ACTES CONTRE-NATURE, SÉQUESTRATION TENTATIVE D'EXTORSION DE FONDS... : Le réseau d'Ibrahima Ndiaye alias "Madré", bourreau d’homosexuels européens, jugé le 22 juillet prochain




 
 
L'affaire du réseau qui ciblait les homosexuels européens et les séquestrait pour les faire chanter a été évoquée hier, mercredi, 24 juin 2026, pour la première fois devant le tribunal correctionnel de Dakar avant que le dossier ne soit renvoyé pour plaidoiries au 22 juillet prochain. Si Ibrahima Ndiaye dit "Madré", le cerveau de la bande, est poursuivi pour association de malfaiteurs, séquestration, tentative d'extorsion de fonds et actes contre-nature, ses acolytes, eux, sont incriminés pour complicité. Leur victime, le Belge de 68 ans Jean Jacques Mahi, est seulement écroué pour acte contre-nature.
 
 
 
À Dakar, le réseau qui piégeait des homosexuels européens pour leur extorquer des fonds et qui a été démantelé en avril 2025 par la Section de recherches de Dakar, a fait face pour la première fois aux juridictions sénégalaises. L'affaire, évoquée hier, mercredi 24 juin 2026, devant le tribunal correctionnel de Dakar, a été renvoyée pour plaidoiries au 22 juillet prochain. D’après l'enquête, le cerveau, Ibrahima Ndiaye alias "Madré", est poursuivi pour association de malfaiteurs, actes contre-nature, séquestration délictuelle et de tentative d'extorsion de fonds. Les acolytes du chef de file, Ndiémé Seck, Fatoumata Bintou Keïta et Abdoulaye Ba, sont, eux, poursuivis pour complicité de ces mêmes chefs d'inculpation sauf pour les faits d'actes contre-nature. Jean Jacques Mahi, leur victime belge de 68 ans qui est tombé dans leurs filets, est seulement incriminé pour des faits d'actes contre-nature.

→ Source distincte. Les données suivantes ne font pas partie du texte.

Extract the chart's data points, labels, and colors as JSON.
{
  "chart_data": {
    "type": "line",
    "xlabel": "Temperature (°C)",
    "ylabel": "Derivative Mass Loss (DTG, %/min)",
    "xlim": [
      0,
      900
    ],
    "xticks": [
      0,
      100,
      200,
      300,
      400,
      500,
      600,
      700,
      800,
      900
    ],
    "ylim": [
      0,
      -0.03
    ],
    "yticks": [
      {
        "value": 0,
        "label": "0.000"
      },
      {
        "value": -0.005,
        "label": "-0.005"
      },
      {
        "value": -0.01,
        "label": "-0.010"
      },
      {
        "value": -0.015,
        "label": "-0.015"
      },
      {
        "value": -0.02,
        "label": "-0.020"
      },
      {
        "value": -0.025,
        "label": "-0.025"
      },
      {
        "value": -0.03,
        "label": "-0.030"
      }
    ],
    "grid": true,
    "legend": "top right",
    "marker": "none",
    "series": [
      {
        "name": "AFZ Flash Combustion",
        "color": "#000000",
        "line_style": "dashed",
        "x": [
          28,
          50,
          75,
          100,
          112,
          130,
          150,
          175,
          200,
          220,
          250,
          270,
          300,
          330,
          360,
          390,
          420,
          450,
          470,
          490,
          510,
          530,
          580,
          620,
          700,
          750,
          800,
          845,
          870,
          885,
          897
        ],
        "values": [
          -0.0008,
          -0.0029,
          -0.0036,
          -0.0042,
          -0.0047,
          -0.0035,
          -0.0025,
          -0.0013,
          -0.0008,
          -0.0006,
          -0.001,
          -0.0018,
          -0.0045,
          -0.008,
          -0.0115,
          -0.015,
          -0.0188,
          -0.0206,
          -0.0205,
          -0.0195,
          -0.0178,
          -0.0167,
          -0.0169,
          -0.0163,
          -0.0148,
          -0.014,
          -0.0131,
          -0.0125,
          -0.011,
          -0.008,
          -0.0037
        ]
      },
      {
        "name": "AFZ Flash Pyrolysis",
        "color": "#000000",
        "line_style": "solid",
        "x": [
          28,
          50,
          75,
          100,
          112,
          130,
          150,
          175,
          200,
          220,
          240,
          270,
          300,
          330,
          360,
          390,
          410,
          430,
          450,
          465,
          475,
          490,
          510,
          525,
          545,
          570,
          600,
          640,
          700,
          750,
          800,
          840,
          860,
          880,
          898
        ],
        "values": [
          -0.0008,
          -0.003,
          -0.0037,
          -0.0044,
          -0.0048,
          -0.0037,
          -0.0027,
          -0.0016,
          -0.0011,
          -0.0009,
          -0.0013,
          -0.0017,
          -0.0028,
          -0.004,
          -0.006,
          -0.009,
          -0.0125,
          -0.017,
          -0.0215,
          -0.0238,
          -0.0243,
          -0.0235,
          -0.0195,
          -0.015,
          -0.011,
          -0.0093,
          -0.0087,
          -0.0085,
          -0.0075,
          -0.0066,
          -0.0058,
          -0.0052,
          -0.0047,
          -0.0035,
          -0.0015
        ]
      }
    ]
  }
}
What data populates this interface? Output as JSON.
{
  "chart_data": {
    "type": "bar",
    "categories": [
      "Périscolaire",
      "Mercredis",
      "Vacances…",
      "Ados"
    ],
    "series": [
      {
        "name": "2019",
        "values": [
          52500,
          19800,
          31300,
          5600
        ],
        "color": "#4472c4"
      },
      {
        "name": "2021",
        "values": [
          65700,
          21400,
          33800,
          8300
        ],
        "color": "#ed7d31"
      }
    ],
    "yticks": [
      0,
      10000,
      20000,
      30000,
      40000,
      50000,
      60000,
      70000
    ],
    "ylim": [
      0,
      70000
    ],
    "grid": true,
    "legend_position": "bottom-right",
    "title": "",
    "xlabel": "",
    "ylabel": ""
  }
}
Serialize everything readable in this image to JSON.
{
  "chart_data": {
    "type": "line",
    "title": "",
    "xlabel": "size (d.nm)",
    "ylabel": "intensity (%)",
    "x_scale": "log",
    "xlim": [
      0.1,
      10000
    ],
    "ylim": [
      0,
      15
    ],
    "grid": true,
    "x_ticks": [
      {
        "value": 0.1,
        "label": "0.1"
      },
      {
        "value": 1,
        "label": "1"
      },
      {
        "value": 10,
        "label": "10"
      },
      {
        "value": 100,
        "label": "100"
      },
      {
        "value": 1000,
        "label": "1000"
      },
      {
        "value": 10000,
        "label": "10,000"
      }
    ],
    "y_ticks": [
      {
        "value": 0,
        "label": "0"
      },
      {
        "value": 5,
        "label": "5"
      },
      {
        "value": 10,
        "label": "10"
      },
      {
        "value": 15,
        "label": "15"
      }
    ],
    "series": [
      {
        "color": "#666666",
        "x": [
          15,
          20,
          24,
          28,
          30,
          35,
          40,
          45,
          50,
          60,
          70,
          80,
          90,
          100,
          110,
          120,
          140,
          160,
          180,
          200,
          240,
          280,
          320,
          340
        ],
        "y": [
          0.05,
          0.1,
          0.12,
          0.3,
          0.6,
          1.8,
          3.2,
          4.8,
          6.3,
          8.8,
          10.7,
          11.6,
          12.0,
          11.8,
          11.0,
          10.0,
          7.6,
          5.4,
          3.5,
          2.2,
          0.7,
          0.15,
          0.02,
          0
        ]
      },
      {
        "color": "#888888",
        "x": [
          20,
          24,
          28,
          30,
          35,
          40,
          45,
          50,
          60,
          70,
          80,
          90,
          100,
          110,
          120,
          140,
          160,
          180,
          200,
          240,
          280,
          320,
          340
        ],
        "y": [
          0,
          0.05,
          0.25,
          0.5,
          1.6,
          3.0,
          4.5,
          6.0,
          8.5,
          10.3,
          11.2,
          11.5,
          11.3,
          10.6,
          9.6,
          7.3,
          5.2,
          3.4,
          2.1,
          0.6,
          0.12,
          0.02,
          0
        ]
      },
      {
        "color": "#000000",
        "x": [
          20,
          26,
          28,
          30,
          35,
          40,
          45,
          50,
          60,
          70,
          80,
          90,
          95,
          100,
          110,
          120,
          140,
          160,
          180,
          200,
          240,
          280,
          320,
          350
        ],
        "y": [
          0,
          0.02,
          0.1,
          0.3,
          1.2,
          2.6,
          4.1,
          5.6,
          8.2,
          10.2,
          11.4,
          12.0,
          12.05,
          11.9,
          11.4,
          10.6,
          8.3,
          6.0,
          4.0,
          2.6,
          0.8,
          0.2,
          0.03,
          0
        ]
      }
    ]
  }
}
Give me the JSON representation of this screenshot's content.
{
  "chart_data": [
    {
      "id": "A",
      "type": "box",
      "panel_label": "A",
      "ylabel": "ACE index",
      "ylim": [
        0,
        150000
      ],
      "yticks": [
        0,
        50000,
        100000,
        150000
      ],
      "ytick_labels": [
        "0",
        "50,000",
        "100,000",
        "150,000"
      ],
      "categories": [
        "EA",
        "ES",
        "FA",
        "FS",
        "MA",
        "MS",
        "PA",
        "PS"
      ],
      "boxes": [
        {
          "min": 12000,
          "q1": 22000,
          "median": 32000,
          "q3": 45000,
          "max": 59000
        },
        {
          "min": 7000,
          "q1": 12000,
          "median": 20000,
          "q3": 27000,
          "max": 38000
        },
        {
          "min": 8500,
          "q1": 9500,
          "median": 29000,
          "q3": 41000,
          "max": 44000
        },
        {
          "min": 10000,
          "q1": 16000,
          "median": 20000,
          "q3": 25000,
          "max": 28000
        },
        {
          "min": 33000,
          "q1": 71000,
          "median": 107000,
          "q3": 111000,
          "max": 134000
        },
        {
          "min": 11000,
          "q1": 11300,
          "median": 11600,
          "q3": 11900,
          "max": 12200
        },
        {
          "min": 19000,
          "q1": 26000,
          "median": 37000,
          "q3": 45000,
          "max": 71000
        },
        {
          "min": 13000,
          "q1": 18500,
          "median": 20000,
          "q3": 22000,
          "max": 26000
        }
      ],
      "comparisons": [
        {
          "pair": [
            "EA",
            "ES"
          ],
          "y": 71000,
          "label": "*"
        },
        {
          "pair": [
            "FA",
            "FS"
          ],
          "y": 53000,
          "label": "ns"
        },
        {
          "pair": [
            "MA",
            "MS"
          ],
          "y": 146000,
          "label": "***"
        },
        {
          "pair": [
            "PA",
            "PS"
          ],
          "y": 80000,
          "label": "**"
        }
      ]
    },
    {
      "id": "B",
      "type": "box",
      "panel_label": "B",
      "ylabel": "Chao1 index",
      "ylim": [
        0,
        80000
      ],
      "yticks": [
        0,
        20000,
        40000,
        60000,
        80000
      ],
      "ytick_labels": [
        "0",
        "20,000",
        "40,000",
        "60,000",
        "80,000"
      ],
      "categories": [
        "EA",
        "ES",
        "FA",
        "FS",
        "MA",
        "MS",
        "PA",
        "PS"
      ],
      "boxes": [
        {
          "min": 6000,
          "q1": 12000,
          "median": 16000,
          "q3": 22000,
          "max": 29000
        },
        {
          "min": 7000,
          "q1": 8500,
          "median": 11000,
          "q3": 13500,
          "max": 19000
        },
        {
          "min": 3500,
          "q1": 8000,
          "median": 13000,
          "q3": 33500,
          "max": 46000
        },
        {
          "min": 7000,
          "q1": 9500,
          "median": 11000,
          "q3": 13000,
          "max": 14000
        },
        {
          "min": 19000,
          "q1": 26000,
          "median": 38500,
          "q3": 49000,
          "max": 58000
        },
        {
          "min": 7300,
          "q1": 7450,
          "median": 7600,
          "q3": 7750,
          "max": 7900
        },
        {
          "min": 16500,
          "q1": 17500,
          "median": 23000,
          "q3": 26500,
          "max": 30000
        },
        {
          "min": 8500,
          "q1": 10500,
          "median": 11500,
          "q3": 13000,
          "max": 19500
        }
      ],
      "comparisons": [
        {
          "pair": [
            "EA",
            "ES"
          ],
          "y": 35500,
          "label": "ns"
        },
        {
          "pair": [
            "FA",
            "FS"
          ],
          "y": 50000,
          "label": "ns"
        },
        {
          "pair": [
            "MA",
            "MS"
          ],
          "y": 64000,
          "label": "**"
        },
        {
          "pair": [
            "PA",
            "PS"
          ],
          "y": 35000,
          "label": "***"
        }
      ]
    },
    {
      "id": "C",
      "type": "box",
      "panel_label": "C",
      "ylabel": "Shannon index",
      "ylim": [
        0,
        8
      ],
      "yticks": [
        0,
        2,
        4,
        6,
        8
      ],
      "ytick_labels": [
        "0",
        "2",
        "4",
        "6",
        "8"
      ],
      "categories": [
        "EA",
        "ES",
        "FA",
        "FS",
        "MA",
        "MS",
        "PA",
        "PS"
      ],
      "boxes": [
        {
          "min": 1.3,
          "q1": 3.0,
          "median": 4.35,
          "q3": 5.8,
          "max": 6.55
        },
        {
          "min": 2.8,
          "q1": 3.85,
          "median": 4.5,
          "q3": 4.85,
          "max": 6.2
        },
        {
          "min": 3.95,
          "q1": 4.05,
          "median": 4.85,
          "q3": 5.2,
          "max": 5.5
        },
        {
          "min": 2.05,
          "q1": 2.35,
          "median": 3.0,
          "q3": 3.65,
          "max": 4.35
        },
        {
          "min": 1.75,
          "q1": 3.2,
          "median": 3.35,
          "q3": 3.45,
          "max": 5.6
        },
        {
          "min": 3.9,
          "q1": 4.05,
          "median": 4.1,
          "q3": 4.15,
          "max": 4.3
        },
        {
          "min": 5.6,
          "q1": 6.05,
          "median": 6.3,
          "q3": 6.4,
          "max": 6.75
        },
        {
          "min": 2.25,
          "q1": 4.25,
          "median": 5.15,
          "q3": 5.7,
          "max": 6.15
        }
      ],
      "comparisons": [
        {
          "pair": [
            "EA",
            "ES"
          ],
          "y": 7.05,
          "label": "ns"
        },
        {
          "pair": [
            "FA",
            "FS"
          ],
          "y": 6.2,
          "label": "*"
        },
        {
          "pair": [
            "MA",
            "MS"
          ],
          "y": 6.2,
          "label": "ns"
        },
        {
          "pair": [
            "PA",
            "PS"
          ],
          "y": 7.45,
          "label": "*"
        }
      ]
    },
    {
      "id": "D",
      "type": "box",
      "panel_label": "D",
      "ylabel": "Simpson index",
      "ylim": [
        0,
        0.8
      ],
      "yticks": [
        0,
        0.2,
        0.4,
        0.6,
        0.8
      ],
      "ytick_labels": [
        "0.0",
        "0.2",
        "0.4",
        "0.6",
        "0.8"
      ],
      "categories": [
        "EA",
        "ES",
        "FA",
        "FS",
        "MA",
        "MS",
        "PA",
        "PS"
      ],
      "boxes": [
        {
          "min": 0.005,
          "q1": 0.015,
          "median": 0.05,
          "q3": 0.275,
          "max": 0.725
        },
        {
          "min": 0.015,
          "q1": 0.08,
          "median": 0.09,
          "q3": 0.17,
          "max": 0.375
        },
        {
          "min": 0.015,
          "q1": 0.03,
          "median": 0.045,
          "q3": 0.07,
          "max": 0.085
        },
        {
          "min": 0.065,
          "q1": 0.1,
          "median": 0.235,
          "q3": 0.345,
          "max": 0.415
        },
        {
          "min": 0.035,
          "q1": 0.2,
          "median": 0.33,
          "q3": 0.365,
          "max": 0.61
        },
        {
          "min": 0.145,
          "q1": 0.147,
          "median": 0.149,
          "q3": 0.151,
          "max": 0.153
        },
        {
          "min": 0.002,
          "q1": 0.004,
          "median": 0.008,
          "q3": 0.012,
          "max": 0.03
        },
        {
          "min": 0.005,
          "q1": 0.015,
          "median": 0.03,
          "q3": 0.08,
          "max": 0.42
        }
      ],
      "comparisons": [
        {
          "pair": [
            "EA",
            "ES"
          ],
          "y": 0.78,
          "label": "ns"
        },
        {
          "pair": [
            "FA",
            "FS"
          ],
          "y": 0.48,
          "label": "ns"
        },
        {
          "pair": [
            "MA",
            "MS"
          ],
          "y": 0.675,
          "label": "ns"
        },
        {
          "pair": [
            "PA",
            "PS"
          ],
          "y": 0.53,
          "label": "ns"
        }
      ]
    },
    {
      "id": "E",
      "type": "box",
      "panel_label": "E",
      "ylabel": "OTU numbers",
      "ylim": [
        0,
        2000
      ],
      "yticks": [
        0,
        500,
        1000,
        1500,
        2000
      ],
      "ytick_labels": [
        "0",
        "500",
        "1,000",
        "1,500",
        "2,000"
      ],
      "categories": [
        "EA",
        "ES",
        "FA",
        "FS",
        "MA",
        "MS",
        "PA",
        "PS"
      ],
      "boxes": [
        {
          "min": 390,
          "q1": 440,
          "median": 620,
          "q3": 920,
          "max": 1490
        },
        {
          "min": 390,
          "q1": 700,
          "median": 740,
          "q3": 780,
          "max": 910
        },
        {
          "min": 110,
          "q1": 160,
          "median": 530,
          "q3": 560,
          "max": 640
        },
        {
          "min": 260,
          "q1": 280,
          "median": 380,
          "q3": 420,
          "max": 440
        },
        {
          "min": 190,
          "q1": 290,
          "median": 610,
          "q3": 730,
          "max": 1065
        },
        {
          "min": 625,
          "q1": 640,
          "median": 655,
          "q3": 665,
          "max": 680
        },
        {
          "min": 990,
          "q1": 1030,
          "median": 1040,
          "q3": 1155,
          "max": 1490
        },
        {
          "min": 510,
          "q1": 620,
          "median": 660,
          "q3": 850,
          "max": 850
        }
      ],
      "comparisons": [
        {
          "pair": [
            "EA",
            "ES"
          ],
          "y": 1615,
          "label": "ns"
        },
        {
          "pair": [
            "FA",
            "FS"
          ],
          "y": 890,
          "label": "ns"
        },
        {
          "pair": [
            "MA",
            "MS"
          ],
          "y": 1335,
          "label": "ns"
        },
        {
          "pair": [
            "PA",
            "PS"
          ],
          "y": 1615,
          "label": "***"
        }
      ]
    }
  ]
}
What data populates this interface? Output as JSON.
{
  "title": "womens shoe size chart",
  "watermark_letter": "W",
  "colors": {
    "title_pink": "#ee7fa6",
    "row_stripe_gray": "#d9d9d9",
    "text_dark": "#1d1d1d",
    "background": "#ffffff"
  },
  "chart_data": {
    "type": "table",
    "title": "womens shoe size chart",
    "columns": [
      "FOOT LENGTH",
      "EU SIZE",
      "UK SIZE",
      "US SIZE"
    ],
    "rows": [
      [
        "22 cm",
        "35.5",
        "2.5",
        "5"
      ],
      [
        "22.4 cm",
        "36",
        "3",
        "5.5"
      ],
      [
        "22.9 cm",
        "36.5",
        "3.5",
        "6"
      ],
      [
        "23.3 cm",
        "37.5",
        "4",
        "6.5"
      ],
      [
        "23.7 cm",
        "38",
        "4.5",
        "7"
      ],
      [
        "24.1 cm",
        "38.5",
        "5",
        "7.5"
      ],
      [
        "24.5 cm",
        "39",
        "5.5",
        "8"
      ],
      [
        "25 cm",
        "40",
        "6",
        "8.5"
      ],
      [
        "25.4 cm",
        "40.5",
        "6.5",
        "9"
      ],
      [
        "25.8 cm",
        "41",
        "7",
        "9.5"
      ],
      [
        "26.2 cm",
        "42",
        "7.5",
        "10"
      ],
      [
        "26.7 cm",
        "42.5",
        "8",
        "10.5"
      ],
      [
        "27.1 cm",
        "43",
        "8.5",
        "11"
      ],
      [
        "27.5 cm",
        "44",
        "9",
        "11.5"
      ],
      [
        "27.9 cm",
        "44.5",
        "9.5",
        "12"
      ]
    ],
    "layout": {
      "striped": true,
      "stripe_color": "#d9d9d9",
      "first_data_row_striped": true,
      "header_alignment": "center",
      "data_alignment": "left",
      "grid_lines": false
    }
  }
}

Tout est passé d’une romance virtuelle qui cachait en réalité une vérité immonde. Dirigée par Ibrahima Ndiaye dit "Madré", la bande ciblait des homosexuels européens. Ces derniers, après avoir été séduits via des sites de rencontres, sont par la suite séquestrés puis victimes d’extorsions de fortes sommes. C’est sur le site "Gay Roméo" que le Belge de 68 ans, Alain Jean Jacques Mahi, a cru trouver l’amour avec "Madré", 26 ans. Après des échanges prolongés sur WhatsApp, le Belge, convaincu de la ‘’sincérité’’ de son correspondant, débarque à Dakar le 28 mars. Sans rien laisser transparaître, Ibrahima Ndiaye, le prétendu amoureux, l'accueille chaleureusement. Le couple passe une première nuit ensemble, puis se rend à Saly en compagnie des complices de "Madré", en l'occurrence Ndiémé Seck, Fatoumata Bintou Keita et Abdoulaye Ba. Quelques jours plus tard, le 3 avril, "Madré" convainc son partenaire Mahi de retourner à Dakar.
 
 
Début du cauchemar pour le Belge
 
 
C’est là que le cauchemar du belge commence. Une fois sur l'île de Ngor, le Belge a été enfermé, dépouillé de ses effets personnels, et contraint, sous la menace, de demander 7000 euros à son frère en Belgique. Ce dernier, inquiet, transfère 5000 euros via Western Union. Parallèlement, l’entourage saisit la justice. La Section de recherches entre en jeu et localise la bande grâce au numéro utilisé pour le retrait d’argent. Ils finissent par libérer Mahi le 4 avril.
 
 
La Section de Recheches fait tomber la bande et découvre l’horreur qui se cache derrière
 
 
Au cours des investigations, les enquêteurs découvrent que ce groupe avait mis en place un véritable système de chantage sexuel : attirer des victimes européennes via des promesses amoureuses, les piéger à Dakar, puis leur extorquer de l’argent en exploitant leur vulnérabilité. L'enquête a aussi révélé une autre vérité concernant des actes contre-nature. Les examens médicaux effectués ont révélé des lésions anales sur Jean Jacques Mahi et son partenaire Ibrahima Ndiaye alias 'Madré". Interrogé, le duo a refusé de s'épancher sur la question. Mais, le Belge avait tout de même reconnu avoir subi des fellations qui, dit-il, lui ont été imposées par "Madré". C'est au terme de l'enquête qu'ils ont été tous placés sous mandat de dépôt, y compris le Belge Jean Jacques Mahi, qui s'est constitué partie civile dans cette affaire. Ce dernier a été coulé par les actes contre-nature réprimés par la législation sénégalaise.